Bailey expected boos from crowd Jamaica International Invitational
FOREIGN athletes are used to getting a good reception from Jamaicans when they compete at the Jamaica International Invitational, an IAAF World Challenge meet, at the National Stadium.
The likes of Justin Gatlin, Tyson Gay and Carmelita Jeter are just some of the big name athletes who the crowd has always welcomed with loud cheer.
However, this was not the case on Saturday night for the United States' Ryan Bailey.
Bailey, who anchored the United States men's 4x100 metres relay team to defeat a Jamaican quartet - which included Usain Bolt the previous week in The Bahamas at the World Relays - drew the ire of the Jamaican public with his celebration of that victory.
The American, whose team had been losing to Bolt for over seven years in the relays, celebrated by doing Bolt's trademark 'To di Worl' pose with the addition of dragging his finger across his throat.
Bolt's Racers club training partner, Warren Weir, had hit out at Bailey for 'disrespecting' Bolt and track and field, after anchoring Jamaica to victory in the men's 4x200m at the World Relays.
Others used social media to chastise Bailey, and on Saturday night, when the sprinter made his appearance for the men's 100 metres, the crowd booed loudly.
Regardless of the boos, the American appeared quite jovial and respectful as he walked along the track and waved repeatedly to fans in the stands, both prior to, after his event and at the medal presentation.

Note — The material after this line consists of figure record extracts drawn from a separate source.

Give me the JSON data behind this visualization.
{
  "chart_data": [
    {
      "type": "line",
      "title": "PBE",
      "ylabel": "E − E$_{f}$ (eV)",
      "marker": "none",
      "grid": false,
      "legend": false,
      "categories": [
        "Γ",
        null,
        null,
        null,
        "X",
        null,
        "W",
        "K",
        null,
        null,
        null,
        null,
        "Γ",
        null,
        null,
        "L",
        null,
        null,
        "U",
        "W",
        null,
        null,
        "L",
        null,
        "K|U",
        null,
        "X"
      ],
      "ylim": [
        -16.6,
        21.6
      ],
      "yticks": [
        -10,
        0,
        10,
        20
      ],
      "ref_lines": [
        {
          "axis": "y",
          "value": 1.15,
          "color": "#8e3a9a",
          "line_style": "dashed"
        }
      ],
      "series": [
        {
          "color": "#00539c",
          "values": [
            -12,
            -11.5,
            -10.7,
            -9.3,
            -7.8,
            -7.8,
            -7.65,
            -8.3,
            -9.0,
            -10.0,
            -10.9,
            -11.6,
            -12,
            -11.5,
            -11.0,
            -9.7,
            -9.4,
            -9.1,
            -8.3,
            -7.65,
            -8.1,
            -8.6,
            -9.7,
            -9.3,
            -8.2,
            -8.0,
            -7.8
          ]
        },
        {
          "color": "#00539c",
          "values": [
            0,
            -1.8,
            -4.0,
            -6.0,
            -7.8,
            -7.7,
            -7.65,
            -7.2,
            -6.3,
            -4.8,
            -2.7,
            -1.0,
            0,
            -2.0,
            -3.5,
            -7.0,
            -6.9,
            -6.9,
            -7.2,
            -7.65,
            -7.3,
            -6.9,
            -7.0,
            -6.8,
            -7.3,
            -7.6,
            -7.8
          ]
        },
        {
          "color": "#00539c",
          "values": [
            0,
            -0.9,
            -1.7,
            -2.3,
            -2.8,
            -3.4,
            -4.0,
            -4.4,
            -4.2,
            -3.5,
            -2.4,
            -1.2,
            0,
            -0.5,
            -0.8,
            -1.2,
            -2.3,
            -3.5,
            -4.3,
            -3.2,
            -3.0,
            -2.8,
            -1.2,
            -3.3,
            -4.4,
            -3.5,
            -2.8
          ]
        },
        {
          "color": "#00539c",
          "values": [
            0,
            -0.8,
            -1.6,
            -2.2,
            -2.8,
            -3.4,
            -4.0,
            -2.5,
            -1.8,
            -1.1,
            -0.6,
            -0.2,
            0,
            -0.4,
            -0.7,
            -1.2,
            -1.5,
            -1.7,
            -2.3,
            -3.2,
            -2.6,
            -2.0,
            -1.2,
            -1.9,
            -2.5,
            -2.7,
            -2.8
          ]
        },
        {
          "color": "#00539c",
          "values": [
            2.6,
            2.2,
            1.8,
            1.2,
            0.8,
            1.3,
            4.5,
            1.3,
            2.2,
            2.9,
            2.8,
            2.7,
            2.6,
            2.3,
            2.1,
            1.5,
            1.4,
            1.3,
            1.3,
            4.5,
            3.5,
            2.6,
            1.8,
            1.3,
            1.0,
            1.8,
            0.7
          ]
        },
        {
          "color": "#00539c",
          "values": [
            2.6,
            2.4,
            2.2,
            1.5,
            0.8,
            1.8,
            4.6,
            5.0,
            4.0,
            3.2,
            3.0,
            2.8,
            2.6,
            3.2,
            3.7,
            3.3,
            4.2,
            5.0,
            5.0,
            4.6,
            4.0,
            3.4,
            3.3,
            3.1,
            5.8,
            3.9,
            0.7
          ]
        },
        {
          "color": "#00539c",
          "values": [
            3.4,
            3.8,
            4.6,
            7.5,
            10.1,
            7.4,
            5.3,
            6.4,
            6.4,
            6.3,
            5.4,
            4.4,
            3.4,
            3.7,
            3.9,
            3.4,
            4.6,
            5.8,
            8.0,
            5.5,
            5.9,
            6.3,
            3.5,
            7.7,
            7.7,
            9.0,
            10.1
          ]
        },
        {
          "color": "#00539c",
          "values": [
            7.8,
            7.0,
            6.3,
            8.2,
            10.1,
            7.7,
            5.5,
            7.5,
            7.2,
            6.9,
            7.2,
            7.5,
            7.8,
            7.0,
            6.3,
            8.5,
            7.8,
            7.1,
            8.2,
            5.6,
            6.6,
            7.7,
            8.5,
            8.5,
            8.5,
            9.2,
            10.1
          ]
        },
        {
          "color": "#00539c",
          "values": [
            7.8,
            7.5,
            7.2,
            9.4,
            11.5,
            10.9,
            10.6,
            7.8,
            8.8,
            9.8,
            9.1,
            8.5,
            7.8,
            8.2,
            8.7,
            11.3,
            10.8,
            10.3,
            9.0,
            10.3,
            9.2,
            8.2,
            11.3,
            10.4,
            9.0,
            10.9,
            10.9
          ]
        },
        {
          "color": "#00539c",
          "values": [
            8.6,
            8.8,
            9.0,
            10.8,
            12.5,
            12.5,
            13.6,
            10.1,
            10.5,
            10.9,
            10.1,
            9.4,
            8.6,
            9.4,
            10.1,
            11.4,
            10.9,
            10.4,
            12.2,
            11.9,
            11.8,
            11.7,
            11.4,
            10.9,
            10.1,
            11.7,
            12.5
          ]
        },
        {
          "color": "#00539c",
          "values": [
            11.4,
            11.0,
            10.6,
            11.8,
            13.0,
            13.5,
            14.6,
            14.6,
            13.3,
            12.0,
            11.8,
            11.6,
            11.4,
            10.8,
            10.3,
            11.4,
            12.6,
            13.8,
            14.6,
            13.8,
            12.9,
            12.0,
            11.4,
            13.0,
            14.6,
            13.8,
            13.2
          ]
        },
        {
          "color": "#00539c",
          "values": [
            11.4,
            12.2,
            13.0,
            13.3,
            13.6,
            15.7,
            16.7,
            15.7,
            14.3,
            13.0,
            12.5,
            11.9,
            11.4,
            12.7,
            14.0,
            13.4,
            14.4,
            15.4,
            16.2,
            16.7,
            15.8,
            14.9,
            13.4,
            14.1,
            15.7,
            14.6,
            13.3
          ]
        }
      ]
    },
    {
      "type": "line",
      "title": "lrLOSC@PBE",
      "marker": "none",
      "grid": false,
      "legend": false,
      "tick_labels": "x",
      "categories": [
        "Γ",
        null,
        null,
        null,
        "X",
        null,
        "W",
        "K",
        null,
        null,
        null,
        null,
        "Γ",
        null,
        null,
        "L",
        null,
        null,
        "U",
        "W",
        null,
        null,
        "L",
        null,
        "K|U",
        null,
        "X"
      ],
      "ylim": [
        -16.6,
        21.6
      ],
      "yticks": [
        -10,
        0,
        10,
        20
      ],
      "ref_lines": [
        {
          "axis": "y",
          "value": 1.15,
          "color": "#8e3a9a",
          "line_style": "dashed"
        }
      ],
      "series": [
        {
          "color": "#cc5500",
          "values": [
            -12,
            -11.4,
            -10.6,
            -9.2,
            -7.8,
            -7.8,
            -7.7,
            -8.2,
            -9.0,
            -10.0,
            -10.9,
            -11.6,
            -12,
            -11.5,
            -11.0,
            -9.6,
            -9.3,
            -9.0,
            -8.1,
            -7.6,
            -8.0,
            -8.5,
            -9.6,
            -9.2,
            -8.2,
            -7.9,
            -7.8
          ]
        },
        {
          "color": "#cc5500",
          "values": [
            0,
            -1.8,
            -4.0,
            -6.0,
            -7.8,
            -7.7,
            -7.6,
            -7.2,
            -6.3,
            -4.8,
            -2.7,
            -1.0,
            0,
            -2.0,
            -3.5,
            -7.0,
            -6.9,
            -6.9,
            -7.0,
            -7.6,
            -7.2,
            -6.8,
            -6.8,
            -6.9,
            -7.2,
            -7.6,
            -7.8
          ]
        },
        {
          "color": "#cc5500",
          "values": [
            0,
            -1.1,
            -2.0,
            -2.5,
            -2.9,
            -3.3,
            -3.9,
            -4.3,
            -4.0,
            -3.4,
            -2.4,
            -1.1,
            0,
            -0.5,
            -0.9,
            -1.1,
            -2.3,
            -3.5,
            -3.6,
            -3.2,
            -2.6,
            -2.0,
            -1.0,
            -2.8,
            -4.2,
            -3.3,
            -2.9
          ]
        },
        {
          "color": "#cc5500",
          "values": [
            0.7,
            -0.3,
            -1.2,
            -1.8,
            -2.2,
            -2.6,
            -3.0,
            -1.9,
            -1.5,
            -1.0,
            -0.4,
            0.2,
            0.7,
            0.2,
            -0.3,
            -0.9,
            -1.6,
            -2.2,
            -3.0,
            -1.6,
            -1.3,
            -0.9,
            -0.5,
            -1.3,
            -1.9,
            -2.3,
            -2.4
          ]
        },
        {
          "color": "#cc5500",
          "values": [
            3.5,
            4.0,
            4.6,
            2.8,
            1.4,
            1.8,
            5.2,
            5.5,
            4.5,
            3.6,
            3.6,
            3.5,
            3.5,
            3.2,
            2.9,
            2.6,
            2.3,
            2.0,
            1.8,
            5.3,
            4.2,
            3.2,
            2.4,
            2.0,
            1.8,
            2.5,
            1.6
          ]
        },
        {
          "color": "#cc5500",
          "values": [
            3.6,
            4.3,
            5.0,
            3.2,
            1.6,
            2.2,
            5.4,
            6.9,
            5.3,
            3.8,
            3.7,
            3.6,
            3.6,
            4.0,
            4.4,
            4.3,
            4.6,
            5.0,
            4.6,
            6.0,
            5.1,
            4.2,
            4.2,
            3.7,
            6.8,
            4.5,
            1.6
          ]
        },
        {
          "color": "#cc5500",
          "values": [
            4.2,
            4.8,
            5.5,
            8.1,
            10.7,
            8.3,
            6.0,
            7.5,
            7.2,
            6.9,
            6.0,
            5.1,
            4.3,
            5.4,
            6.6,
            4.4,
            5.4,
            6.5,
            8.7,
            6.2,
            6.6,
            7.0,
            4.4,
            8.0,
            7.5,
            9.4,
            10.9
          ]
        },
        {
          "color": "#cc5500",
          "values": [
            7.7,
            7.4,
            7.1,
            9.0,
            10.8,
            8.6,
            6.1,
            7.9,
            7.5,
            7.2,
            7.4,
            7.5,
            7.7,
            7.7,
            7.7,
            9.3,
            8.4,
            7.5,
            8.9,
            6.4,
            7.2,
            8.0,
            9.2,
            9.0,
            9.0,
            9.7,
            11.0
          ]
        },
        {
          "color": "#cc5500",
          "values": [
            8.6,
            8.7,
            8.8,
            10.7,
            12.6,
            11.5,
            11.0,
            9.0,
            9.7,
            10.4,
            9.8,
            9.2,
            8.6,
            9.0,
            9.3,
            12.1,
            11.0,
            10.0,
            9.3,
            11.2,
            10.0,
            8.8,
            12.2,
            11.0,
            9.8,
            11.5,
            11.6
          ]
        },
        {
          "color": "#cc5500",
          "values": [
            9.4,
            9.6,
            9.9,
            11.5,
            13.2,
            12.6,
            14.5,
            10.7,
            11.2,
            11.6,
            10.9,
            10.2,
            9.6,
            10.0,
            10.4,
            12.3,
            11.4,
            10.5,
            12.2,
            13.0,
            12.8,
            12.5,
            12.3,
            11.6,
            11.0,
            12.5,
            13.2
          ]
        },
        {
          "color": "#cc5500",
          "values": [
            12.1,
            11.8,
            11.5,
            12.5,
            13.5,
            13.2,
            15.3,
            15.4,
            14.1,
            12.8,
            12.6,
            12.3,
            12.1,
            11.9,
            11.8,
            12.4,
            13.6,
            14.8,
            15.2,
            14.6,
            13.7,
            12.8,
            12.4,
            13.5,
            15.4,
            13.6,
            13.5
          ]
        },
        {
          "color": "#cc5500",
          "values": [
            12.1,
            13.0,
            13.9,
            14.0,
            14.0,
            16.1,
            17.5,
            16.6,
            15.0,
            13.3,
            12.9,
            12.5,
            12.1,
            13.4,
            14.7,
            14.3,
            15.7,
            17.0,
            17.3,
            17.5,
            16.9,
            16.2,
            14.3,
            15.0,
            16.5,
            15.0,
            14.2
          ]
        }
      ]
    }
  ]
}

In an interview with The Gleaner, he said he expected that sort of crowd reaction.
"I knew the crowd would have done this and my only regret was that it was not louder as if this was the case I surely would have run much faster," said Bailey, laughingly.
He placed second behind Jamaican Asafa Powell, who raced to a world leading and season best 9.84 seconds. Bailey clocked 9.93.
"I am satisfied with the result despite a very sluggish start, but my mid-race was good and when you run sub 10 seconds it is always a wonderful feeling," stated Bailey.